The Disney Plus film release of Hamilton, Lin-Manuel Miranda’s award-winning blockbuster, gives us an opportunity to analyze the creative spark that turned the project from an idea into a cultural phenomenon.
According to LinkedIn, creativity is the number one ‘soft-skill’ that employers are looking for in today’s job candidates. Although ‘creativity’ isn’t a skill that can be easily taught, it can be inspired.
Miranda is a creative genius, but some of the tactics he uses to get his creative juices flowing are strategies that are available to all of us.
1. Give your brain a rest.
Too much work and too little sleep sabotage creativity.
“It’s no accident that the best idea I’ve ever had in my life—perhaps maybe the best one I’ll ever have in my life—came to me on vacation,” Miranda once said.
The origin story behind Hamilton is well-known, but it’s worth revisiting.
Miranda picked up a copy of Ron Chernow’s biography [of Hamilton] to bring something to read at a resort. Miranda was exhausted after working for seven straight years to bring In The Heights to Broadway.
“The moment my brain got a moment’s rest, ‘Hamilton’ walked into it,” Miranda told Arianna Huffington.

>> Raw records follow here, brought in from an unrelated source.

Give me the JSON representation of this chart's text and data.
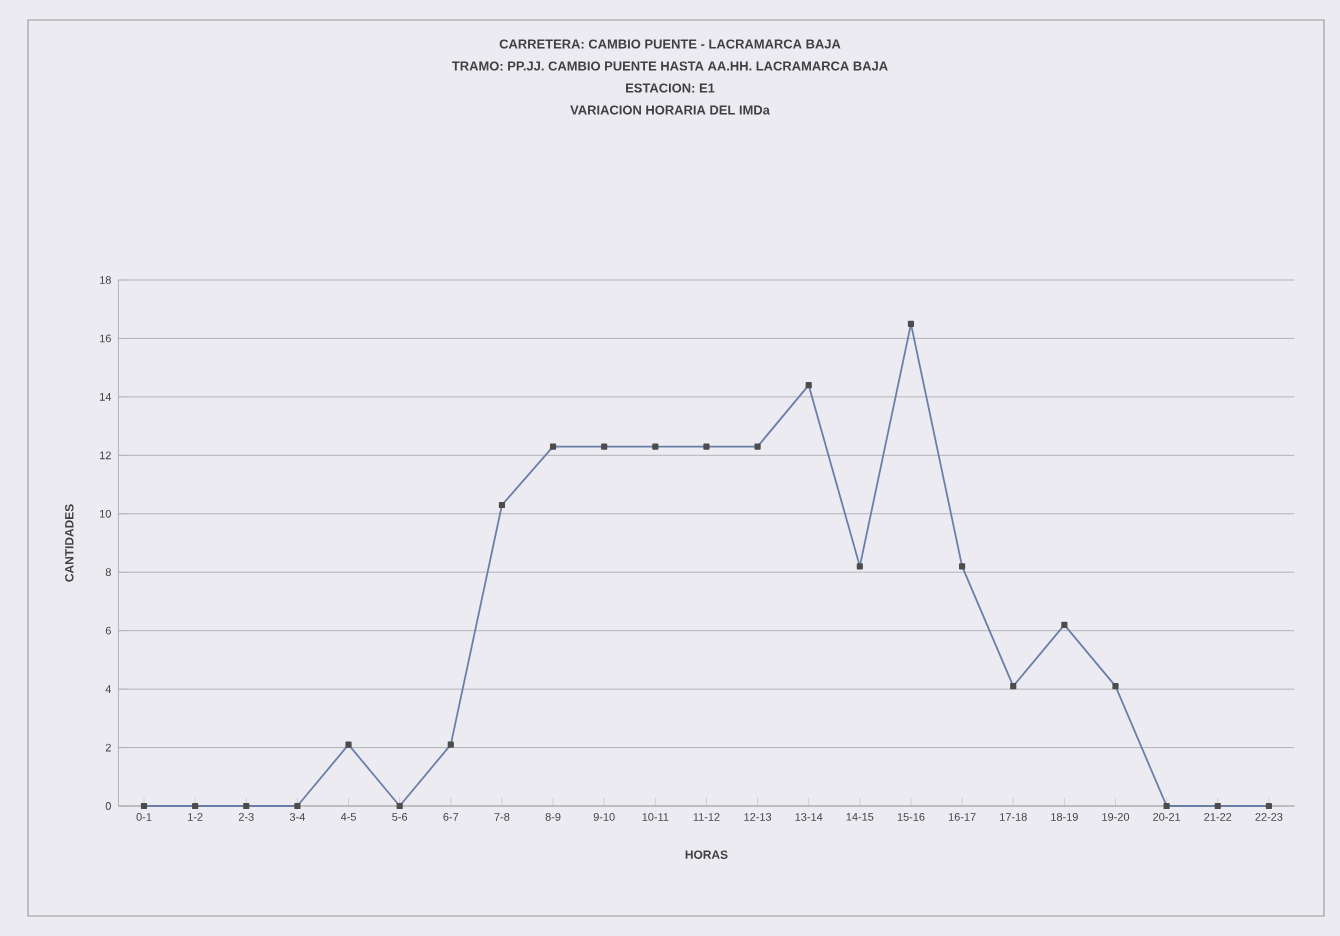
{
  "chart_data": {
    "type": "line",
    "title": "CARRETERA: CAMBIO PUENTE - LACRAMARCA BAJA",
    "subtitle": "TRAMO: PP.JJ. CAMBIO PUENTE HASTA AA.HH. LACRAMARCA BAJA",
    "annotations": [
      "ESTACION: E1",
      "VARIACION HORARIA DEL IMDa"
    ],
    "xlabel": "HORAS",
    "ylabel": "CANTIDADES",
    "categories": [
      "0-1",
      "1-2",
      "2-3",
      "3-4",
      "4-5",
      "5-6",
      "6-7",
      "7-8",
      "8-9",
      "9-10",
      "10-11",
      "11-12",
      "12-13",
      "13-14",
      "14-15",
      "15-16",
      "16-17",
      "17-18",
      "18-19",
      "19-20",
      "20-21",
      "21-22",
      "22-23"
    ],
    "series": [
      {
        "color": "#6a7fa8",
        "values": [
          0,
          0,
          0,
          0,
          2.1,
          0,
          2.1,
          10.3,
          12.3,
          12.3,
          12.3,
          12.3,
          12.3,
          14.4,
          8.2,
          16.5,
          8.2,
          4.1,
          6.2,
          4.1,
          0,
          0,
          0
        ]
      }
    ],
    "ylim": [
      0,
      18
    ],
    "yticks": [
      0,
      2,
      4,
      6,
      8,
      10,
      12,
      14,
      16,
      18
    ],
    "grid": "y",
    "marker": "square",
    "line_style": "solid"
  }
}
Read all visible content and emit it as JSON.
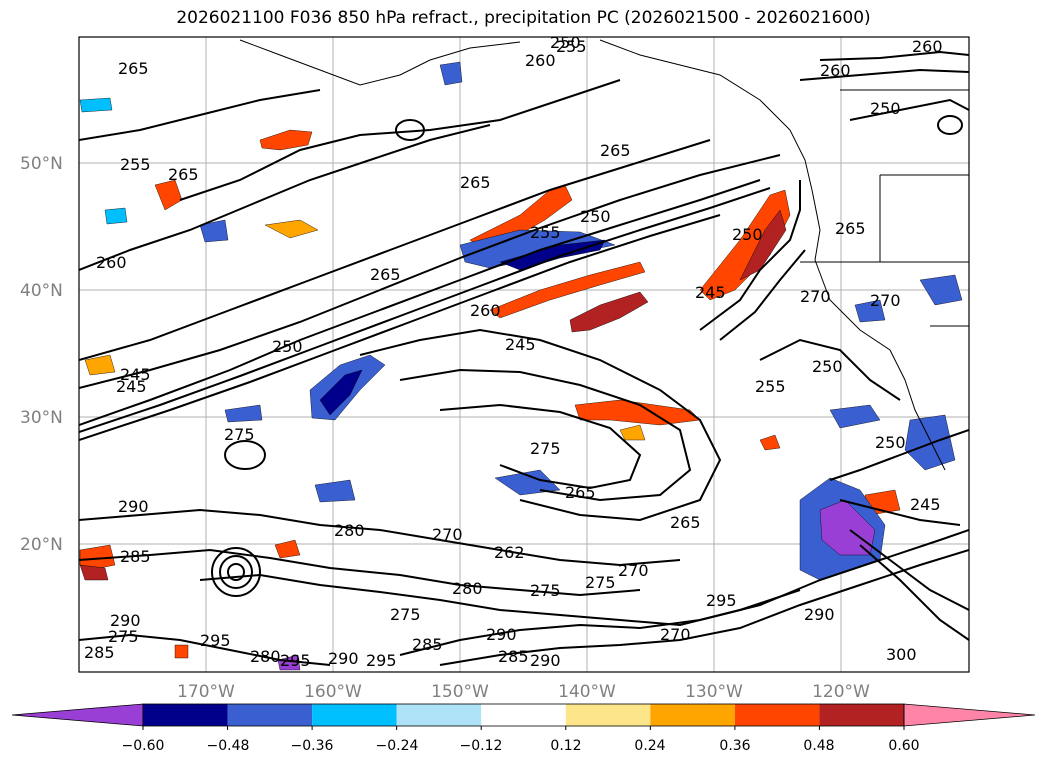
{
  "title": "2026021100 F036 850 hPa refract., precipitation PC (2026021500 - 2026021600)",
  "lat_labels": [
    "50°N",
    "40°N",
    "30°N",
    "20°N"
  ],
  "lon_labels": [
    "170°W",
    "160°W",
    "150°W",
    "140°W",
    "130°W",
    "120°W"
  ],
  "contour_labels": [
    "265",
    "260",
    "255",
    "250",
    "265",
    "265",
    "255",
    "260",
    "265",
    "255",
    "250",
    "265",
    "260",
    "265",
    "250",
    "260",
    "245",
    "245",
    "250",
    "245",
    "255",
    "250",
    "270",
    "265",
    "250",
    "275",
    "290",
    "280",
    "270",
    "262",
    "265",
    "275",
    "270",
    "275",
    "280",
    "275",
    "275",
    "285",
    "290",
    "295",
    "290",
    "290",
    "285",
    "275",
    "280",
    "290",
    "295",
    "285",
    "295",
    "285",
    "270",
    "290",
    "245",
    "295",
    "300",
    "270",
    "260",
    "250",
    "245"
  ],
  "colorbar": {
    "tick_labels": [
      "−0.60",
      "−0.48",
      "−0.36",
      "−0.24",
      "−0.12",
      "0.12",
      "0.24",
      "0.36",
      "0.48",
      "0.60"
    ],
    "colors": [
      "#9a3fd6",
      "#00008b",
      "#3a5fd0",
      "#00bfff",
      "#aee3f7",
      "#ffffff",
      "#fde68a",
      "#ffa500",
      "#ff4500",
      "#b22222",
      "#ff85a8"
    ]
  },
  "legend_colors": {
    "negative_strong": "#00008b",
    "negative_mid": "#3a5fd0",
    "negative_light": "#00bfff",
    "positive_light": "#ffa500",
    "positive_mid": "#ff4500",
    "positive_strong": "#b22222",
    "extreme_negative": "#9a3fd6",
    "extreme_positive": "#ff85a8",
    "gridline": "#a0a0a0",
    "contour": "#000000"
  }
}
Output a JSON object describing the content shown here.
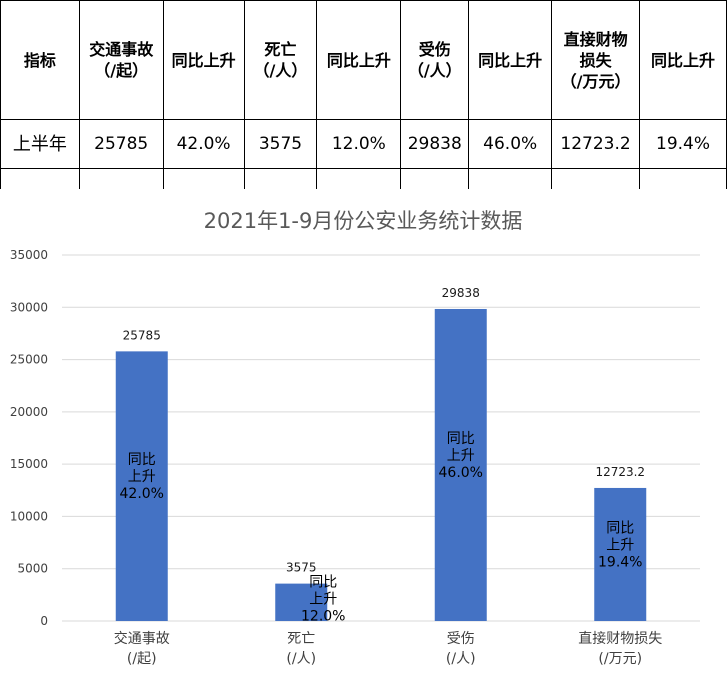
{
  "table": {
    "headers": [
      "指标",
      "交通事故\n（/起）",
      "同比上升",
      "死亡\n（/人）",
      "同比上升",
      "受伤\n（/人）",
      "同比上升",
      "直接财物\n损失\n（/万元）",
      "同比上升"
    ],
    "row": [
      "上半年",
      "25785",
      "42.0%",
      "3575",
      "12.0%",
      "29838",
      "46.0%",
      "12723.2",
      "19.4%"
    ]
  },
  "chart_data": {
    "type": "bar",
    "title": "2021年1-9月份公安业务统计数据",
    "categories": [
      "交通事故\n(/起)",
      "死亡\n(/人)",
      "受伤\n(/人)",
      "直接财物损失\n(/万元)"
    ],
    "values": [
      25785,
      3575,
      29838,
      12723.2
    ],
    "value_labels": [
      "25785",
      "3575",
      "29838",
      "12723.2"
    ],
    "inner_labels": [
      [
        "同比",
        "上升",
        "42.0%"
      ],
      [
        "同比",
        "上升",
        "12.0%"
      ],
      [
        "同比",
        "上升",
        "46.0%"
      ],
      [
        "同比",
        "上升",
        "19.4%"
      ]
    ],
    "yticks": [
      "0",
      "5000",
      "10000",
      "15000",
      "20000",
      "25000",
      "30000",
      "35000"
    ],
    "ylim": [
      0,
      35000
    ],
    "grid": true,
    "legend": "none",
    "colors": {
      "bar": "#4472c4",
      "grid": "#d9d9d9",
      "title": "#595959"
    }
  }
}
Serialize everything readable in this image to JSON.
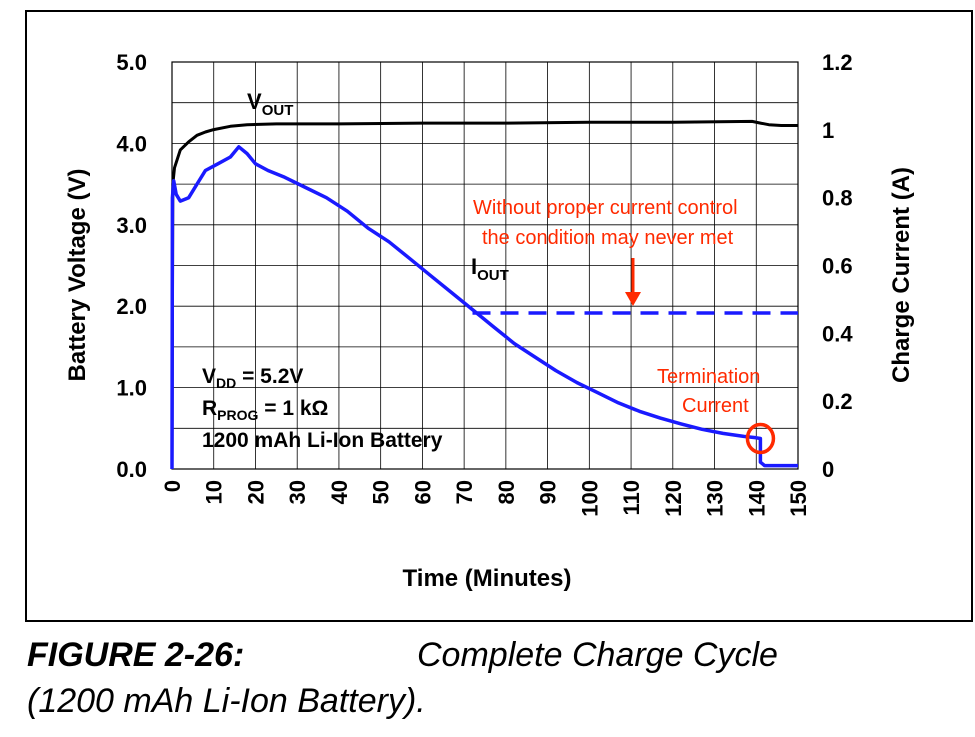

Numerous studies have shown that our best ideas don’t come in times of stress. They appear when we give ourselves a topic or problem to work on, and then give our brains a break to let our imagination work it out.
2. Connect ideas from different fields.
One of the most fascinating areas of cognitive psychology in recent years is about the creative process. Specifically, why are some people better at coming up with creative solutions than others?
Evidence suggests that the most creative among us are those who connect ideas from different domains and apply those ideas to their chosen field.
In Range, bestselling author David Epstein makes the persuasive case that ‘generalists’ triumph in a highly specialized world.
Epstein shows that many of the world’s most admired technology innovators “increased their creative impact by accumulating experience in different domains…Everyone is digging deeper into their own trench and rarely standing up to look in the next trench over, even though the solution to their problem happens to reside there.”
Combining ideas from different fields is what makes Hamilton, well, Hamilton. Telling the story of America’s founders in the language of hip-hop is a leap of imagination none of today’s supercomputers could have achieved.
In How to Think Like a Rocket Scientist, Ozan Varol writes that novel ideas come from searching in unconventional places. Albert Einstein called it, “combinatory play.”
According to Varol, “The next time you find yourself in a jam, don’t look to your competitors for a strategy. Instead, ask What other seemingly unrelated fields can I borrow inspiration from?”
If you want to make connections that no one else can see, look for ideas outside of your field and think about how they apply to your industry, company, or content.
3. Take a walk.
Miranda says he wore out a lot of shoe leather to write Hamilton. The songs you hear took six years for Miranda to compose—and he did so while walking and walking and walking around the city.
In an interview for Smithsonian Magazine Miranda said, “I’d write at the piano until I had something I liked. I’d make a loop of it and put it in my headphones and then walk around until I had the lyrics. I kind of need to be ambulatory to write lyrics.”
Miranda is on to something. Our brains developed from ancestors who walked—a lot, up to 12 miles a day. In a series of fascinating experiments, two Stanford psychologists found that walking boosts creativity.
“They asked people to quickly come up with alternative uses for common objects, such as a pen,” according to an article in The Wall Street Journal. “They found that people whom they got to walk before coming up with alternative uses came up with almost twice as many novel ideas as those who remained seated.”
Following these tactics might not lead to the next Tony Award-winning musical, but they’ll sharpen your ability to bring new ideas to the table and approach problems creatively. And that’s something worth celebrating.